Desses tempos dá conta a relíquia “O Barbeiro Através dos Tempos e a Sua Decadência Económica”, de Américo da Graça, ele próprio barbeiro, edição limitada publicada pela Tipografia Leitão, Porto, nos idos de 1926 e na qual o autor destila o pessimismo que atravessava as perspetivas dos profissionais do setor.
“É necessário que o artífice se dedique com amor à profissão, criando gosto estético no trabalho que executa, para se fazer um artista nesta arte decorativa”, profetizava Américo da Graça, queixando-se do facto de ele e os colegas estarem a “perder recursos que lhes davam independência económica e consideração social”.
A culpa atribuiu-a a uma invenção então recente que a Europa importara dos Estados Unidos e que espalhava o caos e causava perplexidades várias entre quem tinha nas barbearias o ganha-pão. “O barbeiro ficou com as barbas e cortes de cabelo, mas a Gillette, com a intensa propaganda que os negociantes fazem desse aparelho, põe os barbeiros em estado de crise aguda”, lamentava.
“As barbearias do Porto, no coração da cidade, têm diminuído sensivelmente; e, no entanto, a população tem aumentado e nem por isso a clientela sobra.
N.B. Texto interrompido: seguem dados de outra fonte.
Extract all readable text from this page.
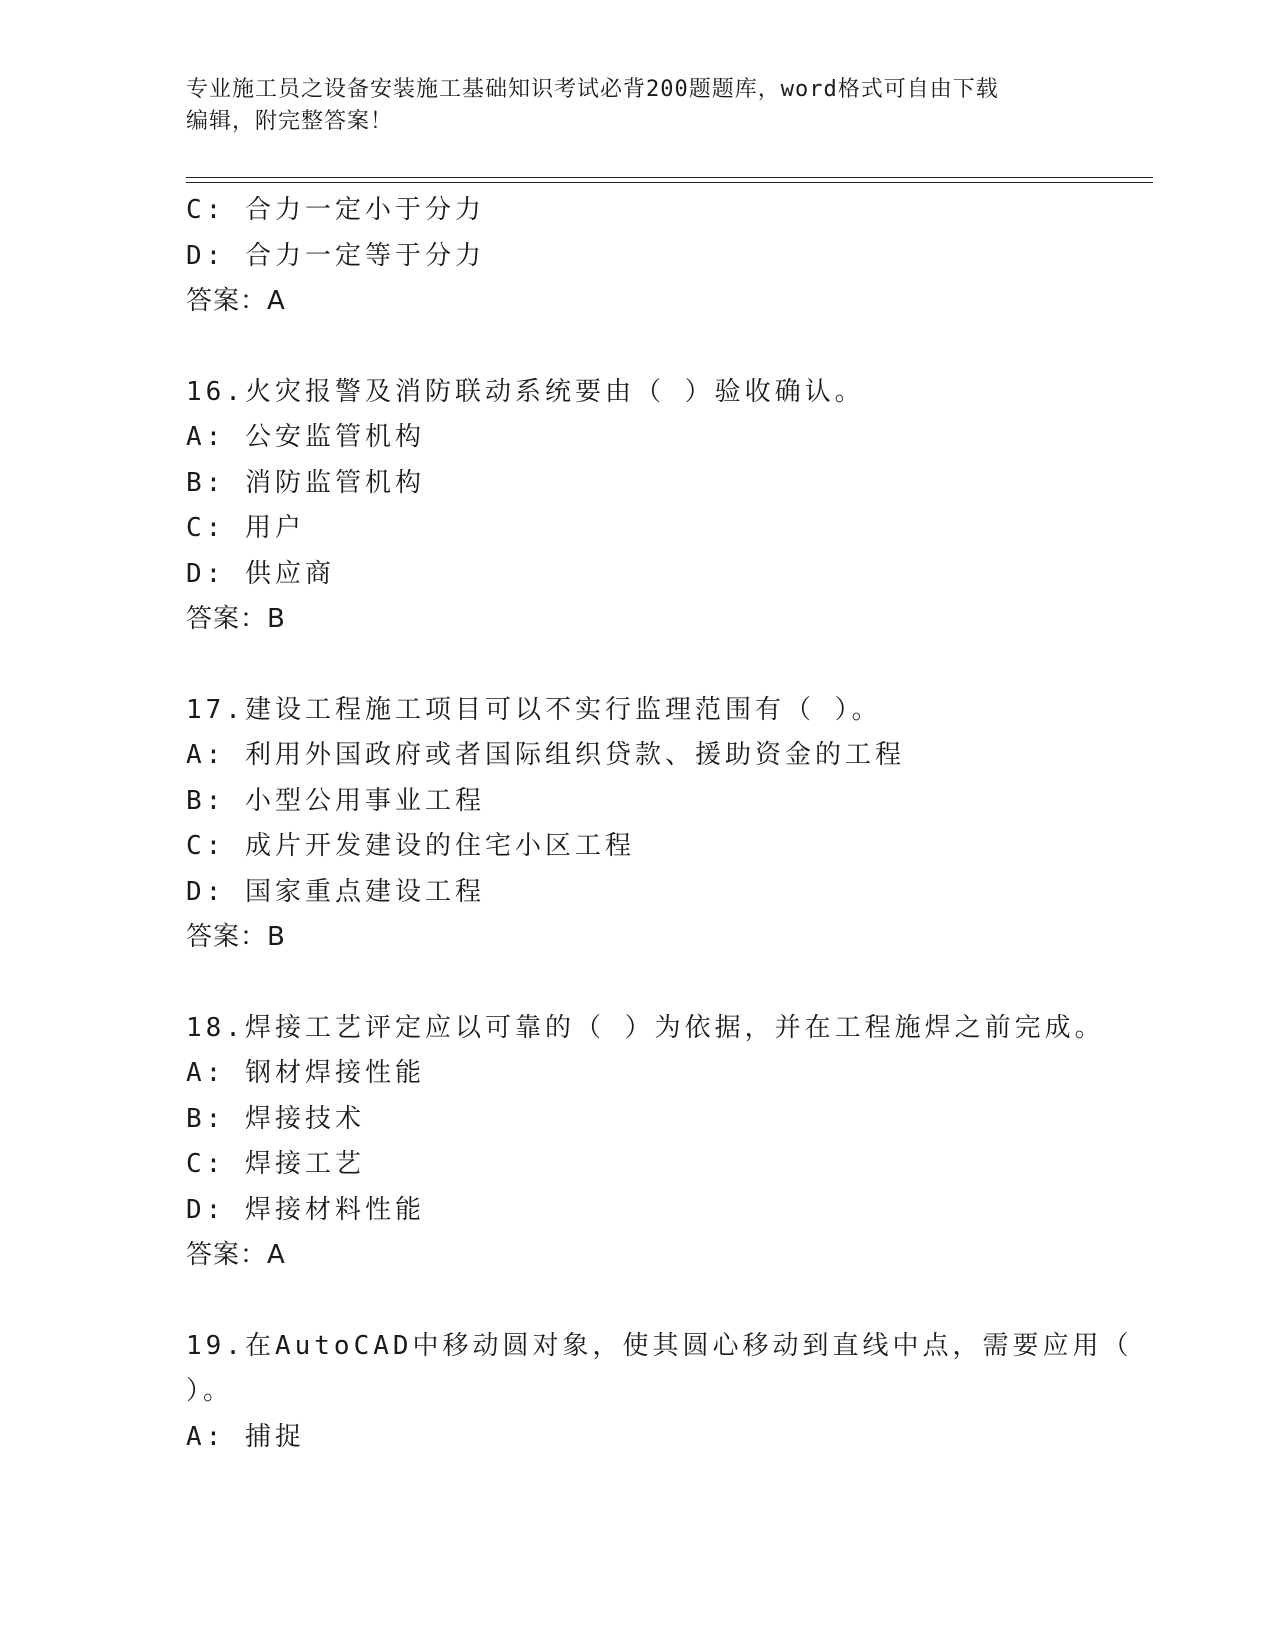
专业施工员之设备安装施工基础知识考试必背200题题库，word格式可自由下载
编辑，附完整答案！
C: 合力一定小于分力
D: 合力一定等于分力
答案：A
16.火灾报警及消防联动系统要由（ ）验收确认。
A: 公安监管机构
B: 消防监管机构
C: 用户
D: 供应商
答案：B
17.建设工程施工项目可以不实行监理范围有（ ）。
A: 利用外国政府或者国际组织贷款、援助资金的工程
B: 小型公用事业工程
C: 成片开发建设的住宅小区工程
D: 国家重点建设工程
答案：B
18.焊接工艺评定应以可靠的（ ）为依据，并在工程施焊之前完成。
A: 钢材焊接性能
B: 焊接技术
C: 焊接工艺
D: 焊接材料性能
答案：A
19.在AutoCAD中移动圆对象，使其圆心移动到直线中点，需要应用（
）。
A: 捕捉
Porquê? Por causa da Gillette. É um caso de vida ou de morte”, dramatizava ainda Américo da Graça.
Pessimismo que a posteridade não veio a confirmar e que António Teixeira de Sousa não antecipa. “A profissão nunca vai morrer”, garante o homem que quer deixar como legado a história de uma arte que abraçou apertada e que nunca lhe largou o corpo, como se fosse amor preso em si para todo o sempre.